While Donald Trump has embraced some criminal justice reforms, such as the First Step Act, he has opposed racial justice activists throughout his administration. The move was met with disdain on the right. In 2016, the then-Republican presidential candidate called Black Lives Matter “divisive” and blamed President Barack Obama for worsening race relations across the country.

Trump was president during the racial justice protests that emerged in the summer of 2020 following Floyd’s killing. During the protests, he shared, “When the looting starts, the shooting starts.” He signed an executive order encouraging better police practices, but it was criticized for failing to acknowledge what some saw as systemic racial bias in policing.

In a 2017 speech in New York, Trump appeared to advocate harsher treatment of people in custody, speaking disdainfully of the police practice of shielding the heads of handcuffed suspects as they are placed in patrol cars.

Trump’s election caused many racial justice activists to shift their focus from individual police departments to how federal policies fund and protect police abuses.

murder of George Floyd

The movement entered politics again after Chauvin killed Floyd in May 2020.

The protests roiled American politics, shocking even many who had spent years defending policies that had suddenly become mainstream (community response teams, restrictions on police tactics, redirecting police funds).

Floyd’s relatives attended the 2020 Democratic National Convention; The following year, Democrats introduced a bill that would enact sweeping reforms.

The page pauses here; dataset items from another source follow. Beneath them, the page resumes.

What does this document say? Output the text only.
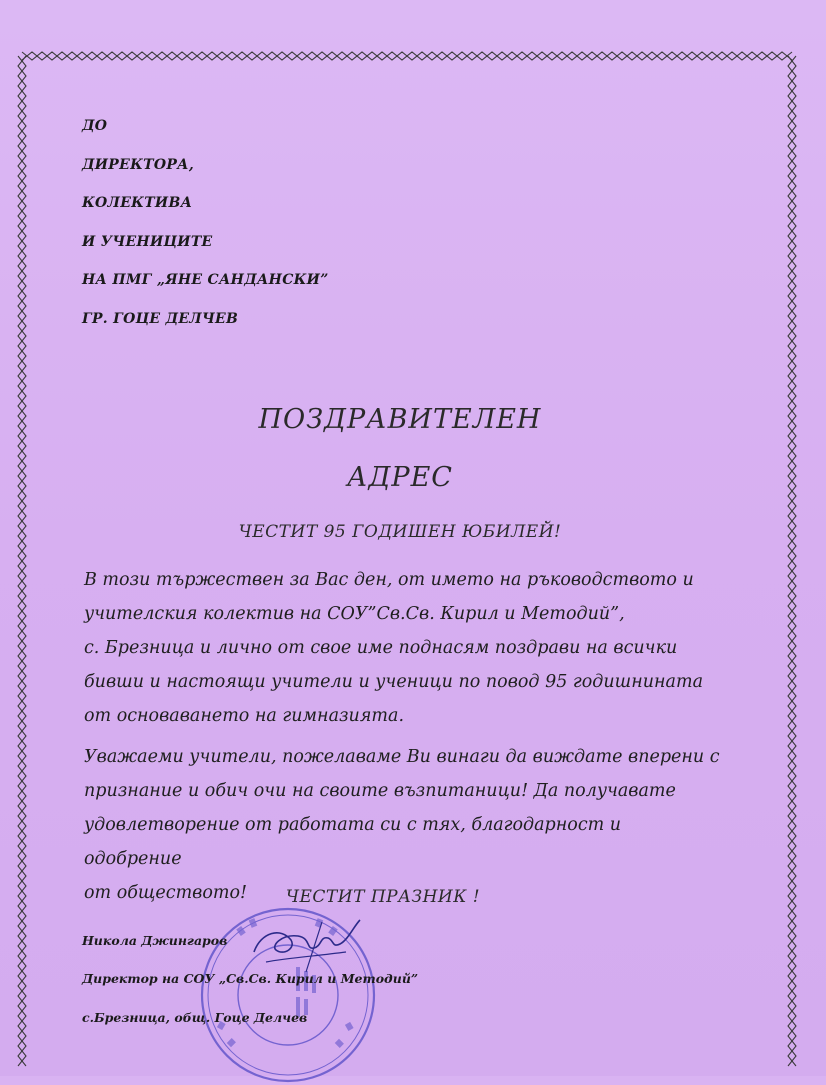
ДО
ДИРЕКТОРА,
КОЛЕКТИВА
И УЧЕНИЦИТЕ
НА ПМГ „ЯНЕ САНДАНСКИ”
ГР. ГОЦЕ ДЕЛЧЕВ
ПОЗДРАВИТЕЛЕН
АДРЕС
ЧЕСТИТ 95 ГОДИШЕН ЮБИЛЕЙ!
В този тържествен за Вас ден, от името на ръководството и
учителския колектив на СОУ”Св.Св. Кирил и Методий”,
с. Брезница и лично от свое име поднасям поздрави на всички
бивши и настоящи учители и ученици по повод 95 годишнината
от основаването на гимназията.
Уважаеми учители, пожелаваме Ви винаги да виждате вперени с
признание и обич очи на своите възпитаници! Да получавате
удовлетворение от работата си с тях, благодарност и одобрение
от обществото!	ЧЕСТИТ ПРАЗНИК !
Никола Джингаров
Директор на СОУ „Св.Св. Кирил и Методий”
с.Брезница, общ. Гоце Делчев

The George Floyd Fairness in Police Services Act would ban the arrests and no-knock warrants that led to the Louisville police killing of Breonna Taylor in her home. Additionally, a database would be created listing officers disciplined for gross misconduct.

Parliament passed the law in 2021. The Senate could not reach a compromise.

Stand outside or be at the table

Ella Jones couldn’t see herself as a candidate before the Ferguson protests. Jones, a minister and entrepreneur, felt called to protest Brown’s killing but said local Democratic leaders told him to run for mayor of Ferguson. He won his City Council seat and was eventually elected mayor.

“You can stand outside and yell at the system. But you have to be at the table where policy is made,” Jones said. “Some might go into politics. Some people might move toward starting nonprofits, but it’s going to take all of us working together to make that change happen.”

“You should be at the table where politics is made.”

Ferguson’s prosecutor, Wesley Bell, has vowed to fight police misconduct.

Bell said lawmakers in 2020 need to look carefully at laws that give police officers protection from prosecution that ordinary citizens are not afforded.

“This is something that handcuffs prosecutors in a variety of ways when you go to prosecute police officers who use unlawful force or shoot at police,” Bell said.

He defeated Bush in the Democratic primary for the US House of Representatives in August.

Bush said he didn’t know what he would do after leaving Congress.

“But the fight is still going on and my boots are not far from me,” he said. “So people probably had to wonder: Who is more dangerous in Congress or outside Congress?”